Di luar area Plaza Ciputat yang diokupasi mandiri oleh PKL, situasi malah lebih parah. Para PKL tersebut mengatakan, mereka dulu berjualan di gedung Pasar Ciputat sebelum direnovasi. Mereka menolak pindah ke dalam Plaza Ciputat dengan alasan sepi pengunjung dan memilih membuka lapak di pinggir jalan. Para PKL ini tidak ada yang memakai masker, begitu juga dengan pembeli yang menyambangi lapak mereka. Petugas satpam Plaza Ciputat dan Pasar Ciputat tidak bisa menegur PKL ini karena di luar yurisdiksi mereka.
”Maskernya ada di dalam tas, sih. Enggak nyaman kalau dipakai. Insya Allah, sih, enggak akan kena sakit,” kata Iim, penjual pakaian. Ia melayani pembeli yang kadang datang tiga orang sekaligus. Tidak satu pun bermasker.
Pakar hukum pidana Universitas Trisakti, Abdul Fickar Hadjar, mengatakan, situasi PPKM memerlukan pendekatan yang lebih tegas dibandingkan dengan PSBB. Artinya, jangan ada pilih kasih dalam penegakan hukum.
Ia menjelaskan, harus ada dua jenis pendekatan. Pertama ialah langsung kepada pelanggar aturan. Misalnya, warga yang tidak bermasker diberi sanksi denda atau disuruh menyapu jalanan. Semua dilakukan di depan umum agar ada efek malu dan jera.
Pendekatan kedua ialah pemberlakuan sanksi bertingkat kepada pihak-pihak yang bertanggung jawab atas suatu wilayah, seperti pengelola pasar, lurah, dan camat. Dalam hal ini ialah adanya indikator terukur mengenai langkah yang diambil untuk menegakkan protokol kesehatan di wilayah masing-masing.

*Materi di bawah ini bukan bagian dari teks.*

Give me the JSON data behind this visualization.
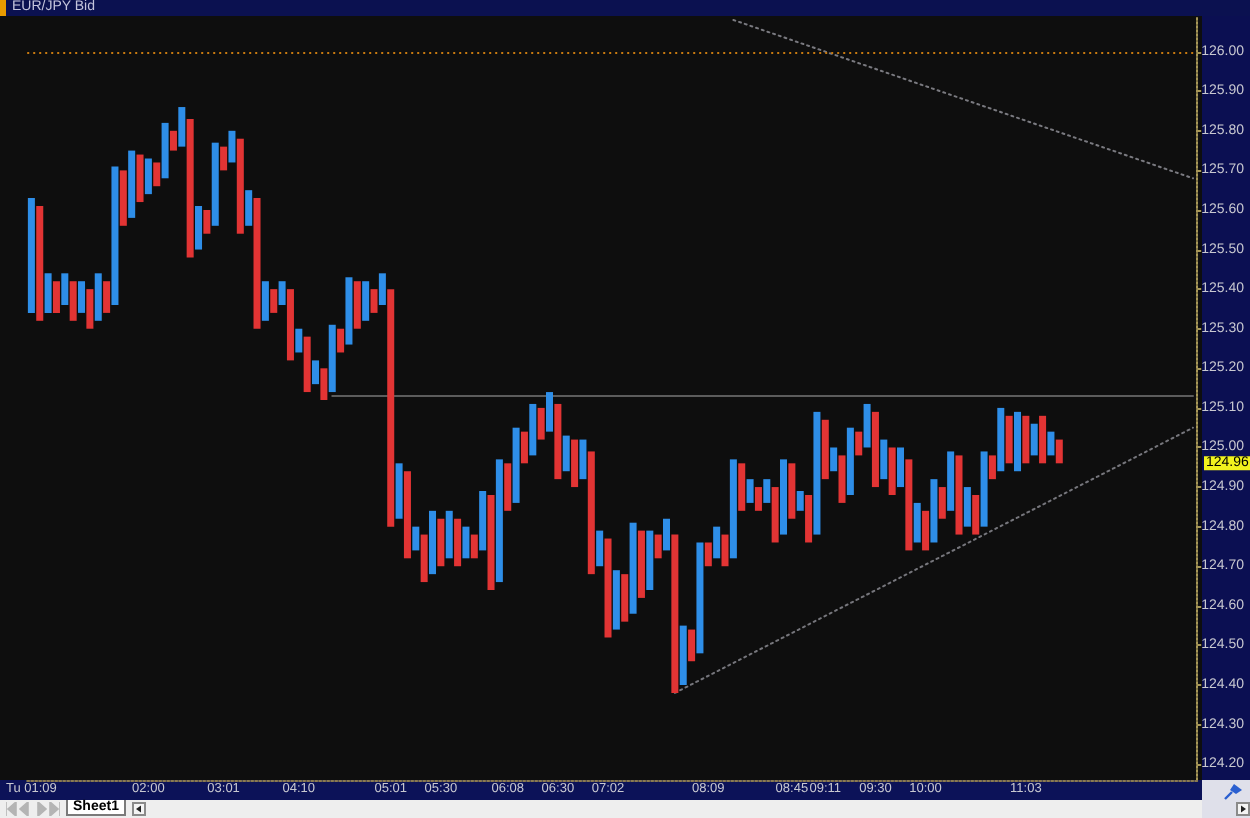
{
  "chart_data": {
    "type": "bar",
    "title": "EUR/JPY Bid",
    "categories": [
      "Tu 01:09",
      null,
      null,
      null,
      null,
      null,
      null,
      null,
      null,
      null,
      null,
      null,
      null,
      null,
      "02:00",
      null,
      null,
      null,
      null,
      null,
      null,
      null,
      null,
      "03:01",
      null,
      null,
      null,
      null,
      null,
      null,
      null,
      null,
      "04:10",
      null,
      null,
      null,
      null,
      null,
      null,
      null,
      null,
      null,
      null,
      "05:01",
      null,
      null,
      null,
      null,
      null,
      "05:30",
      null,
      null,
      null,
      null,
      null,
      null,
      null,
      "06:08",
      null,
      null,
      null,
      null,
      null,
      "06:30",
      null,
      null,
      null,
      null,
      null,
      "07:02",
      null,
      null,
      null,
      null,
      null,
      null,
      null,
      null,
      null,
      null,
      null,
      "08:09",
      null,
      null,
      null,
      null,
      null,
      null,
      null,
      null,
      null,
      "08:45",
      null,
      null,
      null,
      "09:11",
      null,
      null,
      null,
      null,
      null,
      "09:30",
      null,
      null,
      null,
      null,
      null,
      "10:00",
      null,
      null,
      null,
      null,
      null,
      null,
      null,
      null,
      null,
      null,
      null,
      "11:03",
      null,
      null,
      null,
      null,
      null,
      null,
      null,
      null,
      null,
      null,
      null,
      null,
      null,
      null,
      null,
      null,
      null,
      null,
      null,
      null
    ],
    "series": [
      {
        "type": "line",
        "color": "#7a7a80",
        "line_style": "dotted",
        "values": [
          null,
          null,
          null,
          null,
          null,
          null,
          null,
          null,
          null,
          null,
          null,
          null,
          null,
          null,
          null,
          null,
          null,
          null,
          null,
          null,
          null,
          null,
          null,
          null,
          null,
          null,
          null,
          null,
          null,
          null,
          null,
          null,
          null,
          null,
          null,
          null,
          null,
          null,
          null,
          null,
          null,
          null,
          null,
          null,
          null,
          null,
          null,
          null,
          null,
          null,
          null,
          null,
          null,
          null,
          null,
          null,
          null,
          null,
          null,
          null,
          null,
          null,
          null,
          null,
          null,
          null,
          null,
          null,
          null,
          null,
          null,
          null,
          null,
          null,
          null,
          null,
          null,
          null,
          null,
          null,
          null,
          null,
          null,
          null,
          126.08,
          null,
          null,
          null,
          null,
          null,
          null,
          null,
          null,
          null,
          null,
          null,
          null,
          null,
          null,
          null,
          null,
          null,
          null,
          null,
          null,
          null,
          null,
          null,
          null,
          null,
          null,
          null,
          null,
          null,
          null,
          null,
          null,
          null,
          null,
          null,
          null,
          null,
          null,
          null,
          null,
          null,
          null,
          null,
          null,
          null,
          null,
          null,
          null,
          null,
          null,
          null,
          null,
          null,
          null,
          125.68
        ]
      },
      {
        "type": "line",
        "color": "#76767c",
        "line_style": "dotted",
        "values": [
          null,
          null,
          null,
          null,
          null,
          null,
          null,
          null,
          null,
          null,
          null,
          null,
          null,
          null,
          null,
          null,
          null,
          null,
          null,
          null,
          null,
          null,
          null,
          null,
          null,
          null,
          null,
          null,
          null,
          null,
          null,
          null,
          null,
          null,
          null,
          null,
          null,
          null,
          null,
          null,
          null,
          null,
          null,
          null,
          null,
          null,
          null,
          null,
          null,
          null,
          null,
          null,
          null,
          null,
          null,
          null,
          null,
          null,
          null,
          null,
          null,
          null,
          null,
          null,
          null,
          null,
          null,
          null,
          null,
          null,
          null,
          null,
          null,
          null,
          null,
          null,
          null,
          124.38,
          null,
          null,
          null,
          null,
          null,
          null,
          null,
          null,
          null,
          null,
          null,
          null,
          null,
          null,
          null,
          null,
          null,
          null,
          null,
          null,
          null,
          null,
          null,
          null,
          null,
          null,
          null,
          null,
          null,
          null,
          null,
          null,
          null,
          null,
          null,
          null,
          null,
          null,
          null,
          null,
          null,
          null,
          null,
          null,
          null,
          null,
          null,
          null,
          null,
          null,
          null,
          null,
          null,
          null,
          null,
          null,
          null,
          null,
          null,
          null,
          null,
          125.05
        ]
      },
      {
        "type": "line",
        "color": "#5c5c5c",
        "values": [
          null,
          null,
          null,
          null,
          null,
          null,
          null,
          null,
          null,
          null,
          null,
          null,
          null,
          null,
          null,
          null,
          null,
          null,
          null,
          null,
          null,
          null,
          null,
          null,
          null,
          null,
          null,
          null,
          null,
          null,
          null,
          null,
          null,
          null,
          null,
          null,
          125.13,
          null,
          null,
          null,
          null,
          null,
          null,
          null,
          null,
          null,
          null,
          null,
          null,
          null,
          null,
          null,
          null,
          null,
          null,
          null,
          null,
          null,
          null,
          null,
          null,
          null,
          null,
          null,
          null,
          null,
          null,
          null,
          null,
          null,
          null,
          null,
          null,
          null,
          null,
          null,
          null,
          null,
          null,
          null,
          null,
          null,
          null,
          null,
          null,
          null,
          null,
          null,
          null,
          null,
          null,
          null,
          null,
          null,
          null,
          null,
          null,
          null,
          null,
          null,
          null,
          null,
          null,
          null,
          null,
          null,
          null,
          null,
          null,
          null,
          null,
          null,
          null,
          null,
          null,
          null,
          null,
          null,
          null,
          null,
          null,
          null,
          null,
          null,
          null,
          null,
          null,
          null,
          null,
          null,
          null,
          null,
          null,
          null,
          null,
          null,
          null,
          null,
          null,
          125.13
        ]
      },
      {
        "color": "#2e8ee8",
        "base": [
          125.34,
          null,
          125.34,
          null,
          125.36,
          null,
          125.34,
          null,
          125.32,
          null,
          125.36,
          null,
          125.58,
          null,
          125.64,
          null,
          125.68,
          null,
          125.76,
          null,
          125.5,
          null,
          125.56,
          null,
          125.72,
          null,
          125.56,
          null,
          125.32,
          null,
          125.36,
          null,
          125.24,
          null,
          125.16,
          null,
          125.14,
          null,
          125.26,
          null,
          125.32,
          null,
          125.36,
          null,
          124.82,
          null,
          124.74,
          null,
          124.68,
          null,
          124.72,
          null,
          124.72,
          null,
          124.74,
          null,
          124.66,
          null,
          124.86,
          null,
          124.98,
          null,
          125.04,
          null,
          124.94,
          null,
          124.92,
          null,
          124.7,
          null,
          124.54,
          null,
          124.58,
          null,
          124.64,
          null,
          124.74,
          null,
          124.4,
          null,
          124.48,
          null,
          124.72,
          null,
          124.72,
          null,
          124.86,
          null,
          124.86,
          null,
          124.78,
          null,
          124.84,
          null,
          124.78,
          null,
          124.94,
          null,
          124.88,
          null,
          125,
          null,
          124.92,
          null,
          124.9,
          null,
          124.76,
          null,
          124.76,
          null,
          124.84,
          null,
          124.8,
          null,
          124.8,
          null,
          124.94,
          null,
          124.94,
          null,
          124.98,
          null,
          124.98,
          null,
          null,
          null,
          null,
          null,
          null,
          null,
          null,
          null,
          null,
          null,
          null,
          null,
          null,
          null,
          null,
          null
        ],
        "values": [
          0.29,
          null,
          0.1,
          null,
          0.08,
          null,
          0.08,
          null,
          0.12,
          null,
          0.35,
          null,
          0.17,
          null,
          0.09,
          null,
          0.14,
          null,
          0.1,
          null,
          0.11,
          null,
          0.21,
          null,
          0.08,
          null,
          0.09,
          null,
          0.1,
          null,
          0.06,
          null,
          0.06,
          null,
          0.06,
          null,
          0.17,
          null,
          0.17,
          null,
          0.1,
          null,
          0.08,
          null,
          0.14,
          null,
          0.06,
          null,
          0.16,
          null,
          0.12,
          null,
          0.08,
          null,
          0.15,
          null,
          0.31,
          null,
          0.19,
          null,
          0.13,
          null,
          0.1,
          null,
          0.09,
          null,
          0.1,
          null,
          0.09,
          null,
          0.15,
          null,
          0.23,
          null,
          0.15,
          null,
          0.08,
          null,
          0.15,
          null,
          0.28,
          null,
          0.08,
          null,
          0.25,
          null,
          0.06,
          null,
          0.06,
          null,
          0.19,
          null,
          0.05,
          null,
          0.31,
          null,
          0.06,
          null,
          0.17,
          null,
          0.11,
          null,
          0.1,
          null,
          0.1,
          null,
          0.1,
          null,
          0.16,
          null,
          0.15,
          null,
          0.1,
          null,
          0.19,
          null,
          0.16,
          null,
          0.15,
          null,
          0.08,
          null,
          0.06,
          null,
          null,
          null,
          null,
          null,
          null,
          null,
          null,
          null,
          null,
          null,
          null,
          null,
          null,
          null,
          null,
          null
        ]
      },
      {
        "color": "#e23434",
        "base": [
          null,
          125.32,
          null,
          125.34,
          null,
          125.32,
          null,
          125.3,
          null,
          125.34,
          null,
          125.56,
          null,
          125.62,
          null,
          125.66,
          null,
          125.75,
          null,
          125.48,
          null,
          125.54,
          null,
          125.7,
          null,
          125.54,
          null,
          125.3,
          null,
          125.34,
          null,
          125.22,
          null,
          125.14,
          null,
          125.12,
          null,
          125.24,
          null,
          125.3,
          null,
          125.34,
          null,
          124.8,
          null,
          124.72,
          null,
          124.66,
          null,
          124.7,
          null,
          124.7,
          null,
          124.72,
          null,
          124.64,
          null,
          124.84,
          null,
          124.96,
          null,
          125.02,
          null,
          124.92,
          null,
          124.9,
          null,
          124.68,
          null,
          124.52,
          null,
          124.56,
          null,
          124.62,
          null,
          124.72,
          null,
          124.38,
          null,
          124.46,
          null,
          124.7,
          null,
          124.7,
          null,
          124.84,
          null,
          124.84,
          null,
          124.76,
          null,
          124.82,
          null,
          124.76,
          null,
          124.92,
          null,
          124.86,
          null,
          124.98,
          null,
          124.9,
          null,
          124.88,
          null,
          124.74,
          null,
          124.74,
          null,
          124.82,
          null,
          124.78,
          null,
          124.78,
          null,
          124.92,
          null,
          124.96,
          null,
          124.96,
          null,
          124.96,
          null,
          124.96,
          null,
          null,
          null,
          null,
          null,
          null,
          null,
          null,
          null,
          null,
          null,
          null,
          null,
          null,
          null,
          null
        ],
        "values": [
          null,
          0.29,
          null,
          0.08,
          null,
          0.1,
          null,
          0.1,
          null,
          0.08,
          null,
          0.14,
          null,
          0.12,
          null,
          0.06,
          null,
          0.05,
          null,
          0.35,
          null,
          0.06,
          null,
          0.06,
          null,
          0.24,
          null,
          0.33,
          null,
          0.06,
          null,
          0.18,
          null,
          0.14,
          null,
          0.08,
          null,
          0.06,
          null,
          0.12,
          null,
          0.06,
          null,
          0.6,
          null,
          0.22,
          null,
          0.12,
          null,
          0.12,
          null,
          0.12,
          null,
          0.06,
          null,
          0.24,
          null,
          0.12,
          null,
          0.08,
          null,
          0.08,
          null,
          0.19,
          null,
          0.12,
          null,
          0.31,
          null,
          0.25,
          null,
          0.12,
          null,
          0.17,
          null,
          0.06,
          null,
          0.4,
          null,
          0.08,
          null,
          0.06,
          null,
          0.08,
          null,
          0.12,
          null,
          0.06,
          null,
          0.14,
          null,
          0.14,
          null,
          0.12,
          null,
          0.15,
          null,
          0.12,
          null,
          0.06,
          null,
          0.19,
          null,
          0.12,
          null,
          0.23,
          null,
          0.1,
          null,
          0.08,
          null,
          0.2,
          null,
          0.1,
          null,
          0.06,
          null,
          0.12,
          null,
          0.12,
          null,
          0.12,
          null,
          0.06,
          null,
          null,
          null,
          null,
          null,
          null,
          null,
          null,
          null,
          null,
          null,
          null,
          null,
          null,
          null,
          null
        ]
      }
    ],
    "ylim": [
      124.16,
      126.09
    ],
    "yticks": [
      {
        "value": 124.2,
        "label": "124.20"
      },
      {
        "value": 124.3,
        "label": "124.30"
      },
      {
        "value": 124.4,
        "label": "124.40"
      },
      {
        "value": 124.5,
        "label": "124.50"
      },
      {
        "value": 124.6,
        "label": "124.60"
      },
      {
        "value": 124.7,
        "label": "124.70"
      },
      {
        "value": 124.8,
        "label": "124.80"
      },
      {
        "value": 124.9,
        "label": "124.90"
      },
      {
        "value": 125,
        "label": "125.00"
      },
      {
        "value": 125.1,
        "label": "125.10"
      },
      {
        "value": 125.2,
        "label": "125.20"
      },
      {
        "value": 125.3,
        "label": "125.30"
      },
      {
        "value": 125.4,
        "label": "125.40"
      },
      {
        "value": 125.5,
        "label": "125.50"
      },
      {
        "value": 125.6,
        "label": "125.60"
      },
      {
        "value": 125.7,
        "label": "125.70"
      },
      {
        "value": 125.8,
        "label": "125.80"
      },
      {
        "value": 125.9,
        "label": "125.90"
      },
      {
        "value": 126,
        "label": "126.00"
      }
    ],
    "ref_lines": [
      {
        "axis": "y",
        "value": 126,
        "color": "#c87a10",
        "line_style": "dotted"
      }
    ],
    "marker": "none",
    "annotations": [
      "Sheet1",
      "124.96"
    ]
  }
}
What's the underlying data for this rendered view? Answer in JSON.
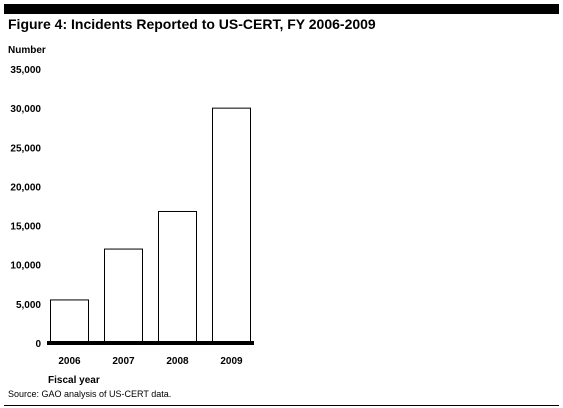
{
  "figure": {
    "title": "Figure 4: Incidents Reported to US-CERT, FY 2006-2009",
    "source": "Source: GAO analysis of US-CERT data."
  },
  "chart_data": {
    "type": "bar",
    "title": "Figure 4: Incidents Reported to US-CERT, FY 2006-2009",
    "ylabel": "Number",
    "xlabel": "Fiscal year",
    "categories": [
      "2006",
      "2007",
      "2008",
      "2009"
    ],
    "values": [
      5500,
      12000,
      16800,
      30000
    ],
    "ylim": [
      0,
      35000
    ],
    "yticks": [
      0,
      5000,
      10000,
      15000,
      20000,
      25000,
      30000,
      35000
    ],
    "ytick_labels": [
      "0",
      "5,000",
      "10,000",
      "15,000",
      "20,000",
      "25,000",
      "30,000",
      "35,000"
    ],
    "grid": false,
    "legend": "none",
    "bar_fill": "#ffffff",
    "bar_stroke": "#000000"
  }
}
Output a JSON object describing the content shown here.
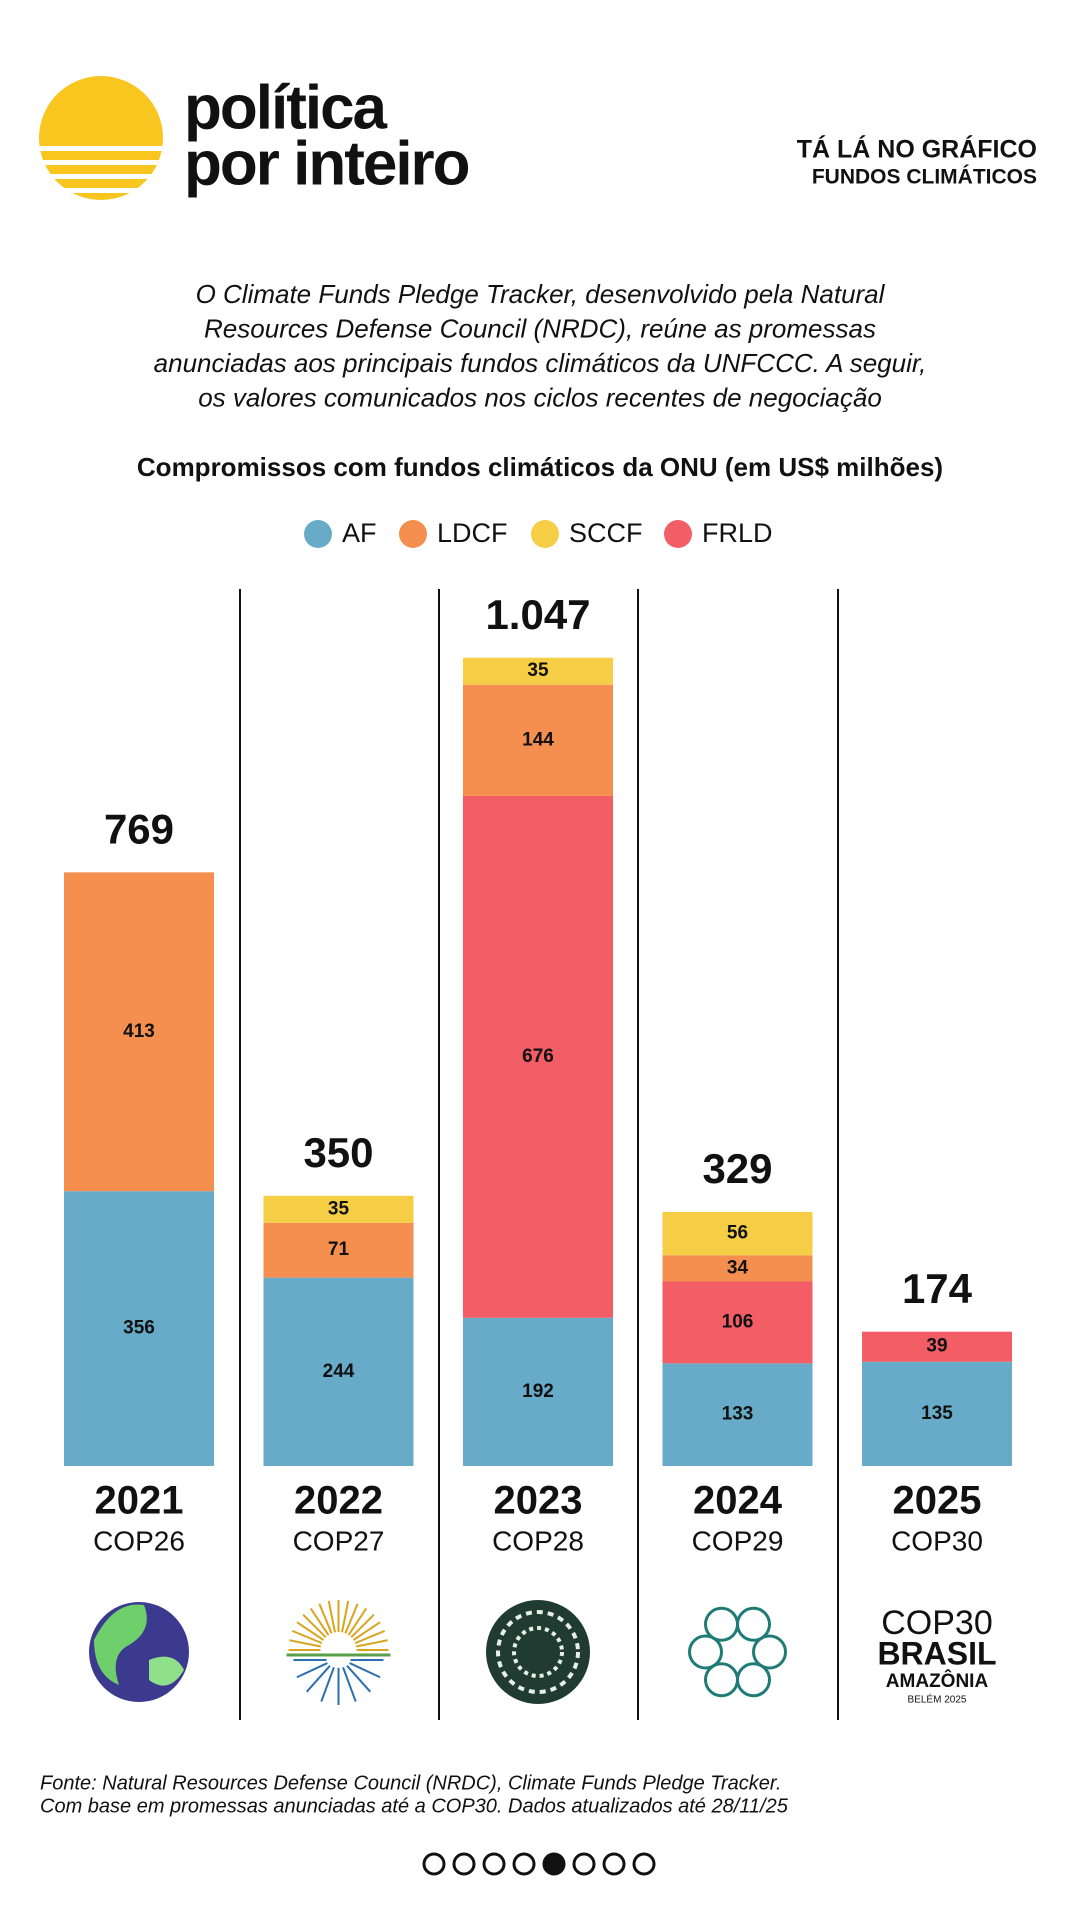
{
  "header": {
    "brand_lines": [
      "política",
      "por inteiro"
    ],
    "section": "TÁ LÁ NO GRÁFICO",
    "topic": "FUNDOS CLIMÁTICOS"
  },
  "intro_lines": [
    "O Climate Funds Pledge Tracker, desenvolvido pela Natural",
    "Resources Defense Council (NRDC), reúne as promessas",
    "anunciadas aos principais fundos climáticos da UNFCCC. A seguir,",
    "os valores comunicados nos ciclos recentes de negociação"
  ],
  "chart_data": {
    "type": "stacked_bar",
    "title": "Compromissos com fundos climáticos da ONU (em US$ milhões)",
    "categories": [
      "2021",
      "2022",
      "2023",
      "2024",
      "2025"
    ],
    "subcategories": [
      "COP26",
      "COP27",
      "COP28",
      "COP29",
      "COP30"
    ],
    "series": [
      {
        "name": "AF",
        "color": "#68abc9",
        "values": [
          356,
          244,
          192,
          133,
          135
        ]
      },
      {
        "name": "LDCF",
        "color": "#f58f4f",
        "values": [
          413,
          71,
          144,
          34,
          null
        ]
      },
      {
        "name": "SCCF",
        "color": "#f5ce45",
        "values": [
          null,
          35,
          35,
          56,
          null
        ]
      },
      {
        "name": "FRLD",
        "color": "#f25d66",
        "values": [
          null,
          null,
          676,
          106,
          39
        ]
      }
    ],
    "totals": [
      769,
      350,
      1047,
      329,
      174
    ],
    "totals_value_labels": [
      "769",
      "350",
      "1.047",
      "329",
      "174"
    ]
  },
  "cop30_logo": [
    "COP30",
    "BRASIL",
    "AMAZÔNIA",
    "BELÉM 2025"
  ],
  "footer_lines": [
    "Fonte: Natural Resources Defense Council (NRDC), Climate Funds Pledge Tracker.",
    "Com base em promessas anunciadas até a COP30. Dados atualizados até 28/11/25"
  ]
}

”Jangan cuma sekadar mengisi ’sudah melakukan sosialisasi, patroli, dan teguran’. Silangkan juga dengan data kasus harian per wilayah. Sanksi bisa berupa administratif ataupun disinsentif. Jadi, pendekatan dari penanggung jawab wilayah juga berbasis data dan fakta, bukan sekadar aturan operasional dari atas,” tuturnya.